Resistencia, que no resiliencia*, palabra de moda en la neolengua woke globalista con la que pretenden cambiar el mundo conocido por otro inventado por ellos con fines diabólicos. Resistencia para despejar telarañas y bombas de humo con que ocultar sus chanchullos y corrupciones masivas. Para mantener la mente clara y el espíritu crítico natural a la persona humana, a su inteligencia y razonamiento con que discernir lo que ven sus ojos y oyen sus oídos. Para soportar el bombardeo diario de bulos y patrañas en las telepedros.

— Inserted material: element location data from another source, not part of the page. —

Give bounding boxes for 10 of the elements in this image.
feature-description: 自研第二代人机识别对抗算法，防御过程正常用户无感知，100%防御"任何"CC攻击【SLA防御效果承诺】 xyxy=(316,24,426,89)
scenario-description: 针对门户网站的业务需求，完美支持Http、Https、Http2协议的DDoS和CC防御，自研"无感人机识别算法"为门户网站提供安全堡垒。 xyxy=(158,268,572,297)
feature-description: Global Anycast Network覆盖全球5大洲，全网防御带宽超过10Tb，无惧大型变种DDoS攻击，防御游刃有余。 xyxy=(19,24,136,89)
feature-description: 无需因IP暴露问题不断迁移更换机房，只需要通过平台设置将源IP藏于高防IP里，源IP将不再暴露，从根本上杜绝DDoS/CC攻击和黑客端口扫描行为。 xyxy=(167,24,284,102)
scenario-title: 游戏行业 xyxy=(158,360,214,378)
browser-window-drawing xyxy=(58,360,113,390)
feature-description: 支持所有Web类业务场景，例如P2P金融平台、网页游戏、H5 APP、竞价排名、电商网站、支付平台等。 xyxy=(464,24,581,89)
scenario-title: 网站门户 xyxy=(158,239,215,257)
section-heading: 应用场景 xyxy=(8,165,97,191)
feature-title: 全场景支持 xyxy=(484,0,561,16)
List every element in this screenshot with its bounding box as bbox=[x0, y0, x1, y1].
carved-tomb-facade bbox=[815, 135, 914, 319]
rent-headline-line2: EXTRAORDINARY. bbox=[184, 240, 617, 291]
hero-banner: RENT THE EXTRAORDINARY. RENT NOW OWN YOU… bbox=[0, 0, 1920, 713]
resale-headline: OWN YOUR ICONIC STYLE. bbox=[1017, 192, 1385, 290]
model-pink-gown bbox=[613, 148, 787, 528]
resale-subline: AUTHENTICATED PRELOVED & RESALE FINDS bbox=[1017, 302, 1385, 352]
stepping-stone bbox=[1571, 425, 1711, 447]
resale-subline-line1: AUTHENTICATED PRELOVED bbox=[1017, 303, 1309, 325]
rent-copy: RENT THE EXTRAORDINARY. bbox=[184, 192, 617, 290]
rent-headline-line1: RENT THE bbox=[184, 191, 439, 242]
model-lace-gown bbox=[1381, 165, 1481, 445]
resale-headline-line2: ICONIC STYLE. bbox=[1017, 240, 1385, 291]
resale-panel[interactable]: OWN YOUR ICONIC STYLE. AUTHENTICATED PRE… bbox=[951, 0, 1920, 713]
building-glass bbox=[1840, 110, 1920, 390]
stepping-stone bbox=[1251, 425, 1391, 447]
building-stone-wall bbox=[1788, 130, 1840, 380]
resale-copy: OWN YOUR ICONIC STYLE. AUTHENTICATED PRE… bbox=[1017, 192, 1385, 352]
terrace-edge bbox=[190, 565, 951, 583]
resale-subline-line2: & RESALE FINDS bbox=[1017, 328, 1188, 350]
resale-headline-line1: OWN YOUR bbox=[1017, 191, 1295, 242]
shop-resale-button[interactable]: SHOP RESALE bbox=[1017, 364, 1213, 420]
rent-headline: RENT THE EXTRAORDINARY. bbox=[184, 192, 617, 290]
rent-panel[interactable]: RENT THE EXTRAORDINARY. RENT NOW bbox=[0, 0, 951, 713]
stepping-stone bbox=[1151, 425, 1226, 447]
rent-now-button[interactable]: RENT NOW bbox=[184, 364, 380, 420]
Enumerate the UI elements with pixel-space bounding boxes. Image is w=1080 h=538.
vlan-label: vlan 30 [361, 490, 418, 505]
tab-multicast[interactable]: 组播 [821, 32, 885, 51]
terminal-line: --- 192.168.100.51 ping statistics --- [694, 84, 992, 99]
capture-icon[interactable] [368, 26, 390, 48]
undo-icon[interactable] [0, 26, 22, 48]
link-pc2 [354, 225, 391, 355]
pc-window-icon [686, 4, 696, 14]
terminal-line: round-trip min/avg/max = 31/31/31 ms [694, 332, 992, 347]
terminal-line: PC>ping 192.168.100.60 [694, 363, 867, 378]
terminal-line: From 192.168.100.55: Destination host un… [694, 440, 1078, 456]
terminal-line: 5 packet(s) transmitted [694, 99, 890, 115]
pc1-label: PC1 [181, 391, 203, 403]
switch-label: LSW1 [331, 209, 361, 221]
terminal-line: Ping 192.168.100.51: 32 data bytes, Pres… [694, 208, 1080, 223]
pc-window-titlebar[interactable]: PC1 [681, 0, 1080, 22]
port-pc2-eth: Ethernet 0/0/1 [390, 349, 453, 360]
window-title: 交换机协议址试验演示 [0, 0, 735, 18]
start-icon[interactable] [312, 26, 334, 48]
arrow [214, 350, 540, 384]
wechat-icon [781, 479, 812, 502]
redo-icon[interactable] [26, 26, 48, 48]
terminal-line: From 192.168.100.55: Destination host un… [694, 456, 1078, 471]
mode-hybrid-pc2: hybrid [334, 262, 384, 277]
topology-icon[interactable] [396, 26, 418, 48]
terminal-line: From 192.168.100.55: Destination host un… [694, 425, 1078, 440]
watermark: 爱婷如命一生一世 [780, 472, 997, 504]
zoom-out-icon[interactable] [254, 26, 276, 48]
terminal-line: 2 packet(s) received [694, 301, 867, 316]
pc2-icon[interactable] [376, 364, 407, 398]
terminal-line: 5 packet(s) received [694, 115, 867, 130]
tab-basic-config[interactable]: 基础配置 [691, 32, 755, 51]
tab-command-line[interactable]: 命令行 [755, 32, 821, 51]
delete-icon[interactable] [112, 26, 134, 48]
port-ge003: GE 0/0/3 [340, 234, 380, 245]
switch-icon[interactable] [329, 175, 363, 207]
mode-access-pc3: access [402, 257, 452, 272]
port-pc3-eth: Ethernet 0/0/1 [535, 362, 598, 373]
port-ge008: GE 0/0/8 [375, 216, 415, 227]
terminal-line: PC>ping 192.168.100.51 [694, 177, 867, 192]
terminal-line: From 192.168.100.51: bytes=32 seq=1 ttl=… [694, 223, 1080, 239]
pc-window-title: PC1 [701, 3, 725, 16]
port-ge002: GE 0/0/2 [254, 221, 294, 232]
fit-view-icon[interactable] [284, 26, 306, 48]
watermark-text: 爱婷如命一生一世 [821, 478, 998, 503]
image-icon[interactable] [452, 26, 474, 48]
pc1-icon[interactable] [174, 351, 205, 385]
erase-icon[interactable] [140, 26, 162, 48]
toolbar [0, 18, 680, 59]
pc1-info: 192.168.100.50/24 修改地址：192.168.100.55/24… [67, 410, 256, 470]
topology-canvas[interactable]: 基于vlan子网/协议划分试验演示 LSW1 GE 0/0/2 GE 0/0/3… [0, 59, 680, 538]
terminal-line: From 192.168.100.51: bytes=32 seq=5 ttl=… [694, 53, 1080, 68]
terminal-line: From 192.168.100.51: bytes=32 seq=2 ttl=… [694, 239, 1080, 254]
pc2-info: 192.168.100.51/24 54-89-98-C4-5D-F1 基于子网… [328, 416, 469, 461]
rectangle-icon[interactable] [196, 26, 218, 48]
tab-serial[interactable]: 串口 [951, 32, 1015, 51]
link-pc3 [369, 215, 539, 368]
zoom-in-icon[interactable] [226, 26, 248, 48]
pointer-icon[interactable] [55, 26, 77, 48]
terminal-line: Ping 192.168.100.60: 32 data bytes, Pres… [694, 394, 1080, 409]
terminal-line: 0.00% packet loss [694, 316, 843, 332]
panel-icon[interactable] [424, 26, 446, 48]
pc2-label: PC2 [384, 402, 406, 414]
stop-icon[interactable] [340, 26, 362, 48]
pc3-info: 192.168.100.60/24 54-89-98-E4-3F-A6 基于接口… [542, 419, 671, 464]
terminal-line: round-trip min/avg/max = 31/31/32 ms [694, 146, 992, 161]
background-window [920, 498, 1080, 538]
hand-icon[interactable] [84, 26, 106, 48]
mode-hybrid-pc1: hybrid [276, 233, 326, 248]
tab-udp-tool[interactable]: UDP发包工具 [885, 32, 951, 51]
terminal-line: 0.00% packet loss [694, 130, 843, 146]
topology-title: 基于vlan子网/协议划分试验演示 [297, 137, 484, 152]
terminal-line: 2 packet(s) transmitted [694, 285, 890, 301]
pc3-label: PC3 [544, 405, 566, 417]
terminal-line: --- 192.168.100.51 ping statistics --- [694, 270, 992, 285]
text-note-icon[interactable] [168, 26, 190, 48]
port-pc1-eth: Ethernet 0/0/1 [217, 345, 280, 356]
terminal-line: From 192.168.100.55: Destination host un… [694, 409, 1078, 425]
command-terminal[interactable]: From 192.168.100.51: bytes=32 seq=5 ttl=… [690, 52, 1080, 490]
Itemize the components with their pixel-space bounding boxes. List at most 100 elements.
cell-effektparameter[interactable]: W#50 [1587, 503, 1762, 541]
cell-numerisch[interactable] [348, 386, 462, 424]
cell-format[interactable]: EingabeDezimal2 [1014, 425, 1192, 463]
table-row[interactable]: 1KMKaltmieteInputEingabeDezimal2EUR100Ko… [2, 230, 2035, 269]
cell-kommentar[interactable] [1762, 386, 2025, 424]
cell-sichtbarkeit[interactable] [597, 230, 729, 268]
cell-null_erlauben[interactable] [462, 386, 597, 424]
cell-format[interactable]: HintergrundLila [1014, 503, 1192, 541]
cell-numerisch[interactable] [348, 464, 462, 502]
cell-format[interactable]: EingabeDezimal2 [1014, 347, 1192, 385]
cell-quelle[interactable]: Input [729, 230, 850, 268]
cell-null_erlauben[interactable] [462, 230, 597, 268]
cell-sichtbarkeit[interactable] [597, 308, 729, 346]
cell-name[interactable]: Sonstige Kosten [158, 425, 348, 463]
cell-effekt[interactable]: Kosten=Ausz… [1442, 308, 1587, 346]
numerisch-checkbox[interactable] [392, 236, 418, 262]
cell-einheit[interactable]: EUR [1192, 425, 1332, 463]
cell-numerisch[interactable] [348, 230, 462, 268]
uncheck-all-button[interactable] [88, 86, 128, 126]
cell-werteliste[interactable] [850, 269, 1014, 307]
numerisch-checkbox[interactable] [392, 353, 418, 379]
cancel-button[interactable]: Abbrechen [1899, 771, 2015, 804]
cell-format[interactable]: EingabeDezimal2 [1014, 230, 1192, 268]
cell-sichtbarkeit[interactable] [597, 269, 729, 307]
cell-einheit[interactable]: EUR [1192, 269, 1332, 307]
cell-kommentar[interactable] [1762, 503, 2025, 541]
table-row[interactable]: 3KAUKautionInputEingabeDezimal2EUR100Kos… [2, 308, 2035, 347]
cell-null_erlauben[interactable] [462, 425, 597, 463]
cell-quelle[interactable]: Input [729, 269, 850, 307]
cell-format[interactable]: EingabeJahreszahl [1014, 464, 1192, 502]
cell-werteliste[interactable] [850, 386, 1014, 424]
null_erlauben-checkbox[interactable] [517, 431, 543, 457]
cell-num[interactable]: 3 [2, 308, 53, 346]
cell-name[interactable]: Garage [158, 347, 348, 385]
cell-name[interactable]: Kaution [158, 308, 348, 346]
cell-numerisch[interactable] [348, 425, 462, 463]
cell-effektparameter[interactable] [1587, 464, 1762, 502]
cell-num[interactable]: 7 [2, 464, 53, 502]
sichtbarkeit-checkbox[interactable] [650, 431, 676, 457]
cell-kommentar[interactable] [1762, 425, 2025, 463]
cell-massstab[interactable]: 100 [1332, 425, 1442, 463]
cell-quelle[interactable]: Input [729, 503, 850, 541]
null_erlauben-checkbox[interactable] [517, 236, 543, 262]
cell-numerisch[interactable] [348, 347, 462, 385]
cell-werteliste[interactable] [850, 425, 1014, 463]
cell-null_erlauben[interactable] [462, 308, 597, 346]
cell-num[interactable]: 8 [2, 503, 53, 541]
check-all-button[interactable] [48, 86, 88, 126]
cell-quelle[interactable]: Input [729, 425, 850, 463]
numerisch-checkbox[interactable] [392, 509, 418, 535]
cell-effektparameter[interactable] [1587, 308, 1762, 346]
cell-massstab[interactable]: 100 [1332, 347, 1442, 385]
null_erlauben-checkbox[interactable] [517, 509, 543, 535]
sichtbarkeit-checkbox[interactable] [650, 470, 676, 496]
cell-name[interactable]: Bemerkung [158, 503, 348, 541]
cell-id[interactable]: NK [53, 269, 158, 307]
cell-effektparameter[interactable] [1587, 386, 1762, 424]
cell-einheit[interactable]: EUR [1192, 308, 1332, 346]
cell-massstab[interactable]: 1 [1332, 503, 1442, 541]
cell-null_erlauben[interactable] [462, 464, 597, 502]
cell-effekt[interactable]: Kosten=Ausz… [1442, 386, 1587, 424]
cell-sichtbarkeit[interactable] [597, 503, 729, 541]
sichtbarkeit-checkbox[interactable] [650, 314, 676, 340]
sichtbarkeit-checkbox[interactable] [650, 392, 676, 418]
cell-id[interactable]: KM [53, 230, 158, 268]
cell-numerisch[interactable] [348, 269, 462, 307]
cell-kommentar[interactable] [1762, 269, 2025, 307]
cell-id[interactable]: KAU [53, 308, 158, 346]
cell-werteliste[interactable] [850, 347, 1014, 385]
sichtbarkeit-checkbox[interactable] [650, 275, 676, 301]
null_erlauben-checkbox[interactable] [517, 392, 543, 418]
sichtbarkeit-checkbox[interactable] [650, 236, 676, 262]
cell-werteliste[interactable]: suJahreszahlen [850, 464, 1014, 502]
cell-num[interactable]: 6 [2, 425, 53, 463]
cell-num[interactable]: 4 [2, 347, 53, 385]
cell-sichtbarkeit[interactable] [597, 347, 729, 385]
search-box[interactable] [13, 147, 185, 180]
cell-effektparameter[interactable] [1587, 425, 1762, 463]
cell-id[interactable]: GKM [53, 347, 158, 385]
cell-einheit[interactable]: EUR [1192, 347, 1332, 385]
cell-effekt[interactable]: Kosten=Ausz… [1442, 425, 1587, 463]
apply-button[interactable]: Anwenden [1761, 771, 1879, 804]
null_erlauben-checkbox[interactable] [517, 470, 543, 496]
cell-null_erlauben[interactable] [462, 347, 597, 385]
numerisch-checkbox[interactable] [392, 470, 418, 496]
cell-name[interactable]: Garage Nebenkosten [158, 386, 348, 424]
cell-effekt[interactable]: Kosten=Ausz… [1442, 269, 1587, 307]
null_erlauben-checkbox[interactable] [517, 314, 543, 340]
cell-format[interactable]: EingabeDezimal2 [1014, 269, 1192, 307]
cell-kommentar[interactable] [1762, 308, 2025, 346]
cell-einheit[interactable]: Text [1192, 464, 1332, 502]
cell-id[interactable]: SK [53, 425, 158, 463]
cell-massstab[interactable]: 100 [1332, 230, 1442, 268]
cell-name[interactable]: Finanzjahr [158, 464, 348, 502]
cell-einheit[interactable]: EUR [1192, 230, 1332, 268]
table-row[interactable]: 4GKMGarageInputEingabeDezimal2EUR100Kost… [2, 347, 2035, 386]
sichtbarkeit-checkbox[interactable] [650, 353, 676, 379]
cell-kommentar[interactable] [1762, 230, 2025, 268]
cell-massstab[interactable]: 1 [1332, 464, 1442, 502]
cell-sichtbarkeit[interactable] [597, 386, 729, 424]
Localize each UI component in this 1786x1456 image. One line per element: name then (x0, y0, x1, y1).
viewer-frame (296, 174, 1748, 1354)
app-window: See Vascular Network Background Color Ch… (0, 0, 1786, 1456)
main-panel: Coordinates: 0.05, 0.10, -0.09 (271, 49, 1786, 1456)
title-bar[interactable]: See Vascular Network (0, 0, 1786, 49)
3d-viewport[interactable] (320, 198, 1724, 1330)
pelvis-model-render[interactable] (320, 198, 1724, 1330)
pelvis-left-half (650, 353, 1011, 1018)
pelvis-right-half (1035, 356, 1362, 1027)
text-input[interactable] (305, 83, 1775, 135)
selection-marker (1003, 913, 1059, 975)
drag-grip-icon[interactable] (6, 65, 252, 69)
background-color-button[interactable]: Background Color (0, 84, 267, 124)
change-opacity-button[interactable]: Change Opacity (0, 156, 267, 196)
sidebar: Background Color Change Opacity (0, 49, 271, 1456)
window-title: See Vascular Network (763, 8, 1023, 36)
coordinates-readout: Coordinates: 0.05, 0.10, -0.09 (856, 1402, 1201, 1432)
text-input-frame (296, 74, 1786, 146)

Para no distraer la atención hacia cuestiones menores, infladas artificialmente en días de verdadera tensión como los que estamos viviendo, con menudencias repetidas, manoseadas en las tertulias mañana, tarde y noche, con maniobras horteras de vergüenza ajena, con entrevistadores y entrevistados a millones de euros, también a costa nuestra. Todo a base de nuestro calvario fiscal. Nos expolian para engañarnos con las teles y para derrochar nuestro dinero en Marruecos, entre otros fines inconfesables.

Los ceutíes se han aplicado su propio manual de resistencia al invasor, saliendo a las calles, defendiendo sus viviendas, protegiendo a sus familias, como pueden. Los españoles, no todos, les hemos mostrado nuestro apoyo y hermandad saliendo a las calles también, a los estadios y a las fiestas populares. Arrastrando deliberadamente que nos llamen ultras, nazis, y cosas peores. Pero, hasta cuándo podremos ellos y nosotros resistir…

La bota del poder totalitario no descansa, la apisonadora de la tiranía pasa por encima de la libertad, la seguridad y la sanidad y educación de los ceutíes y de los españoles en general. Lleva años demostrando que sus fines son enriquecerse por el medio que sea y no soltar el poder para seguir robando y derrochando sin límites. Los últimos ocho, sin disimulo, con desahogo y caradura, por encima de ciudadanos, instituciones y poderes del Estado.

Para ello copió Sánchez, que no inventó -inventar requiere esfuerzo- los manuales de resistencia los sátrapas tercermundistas de los que llevan sus países a la degradación y la ruina. Qué bajo hemos caído.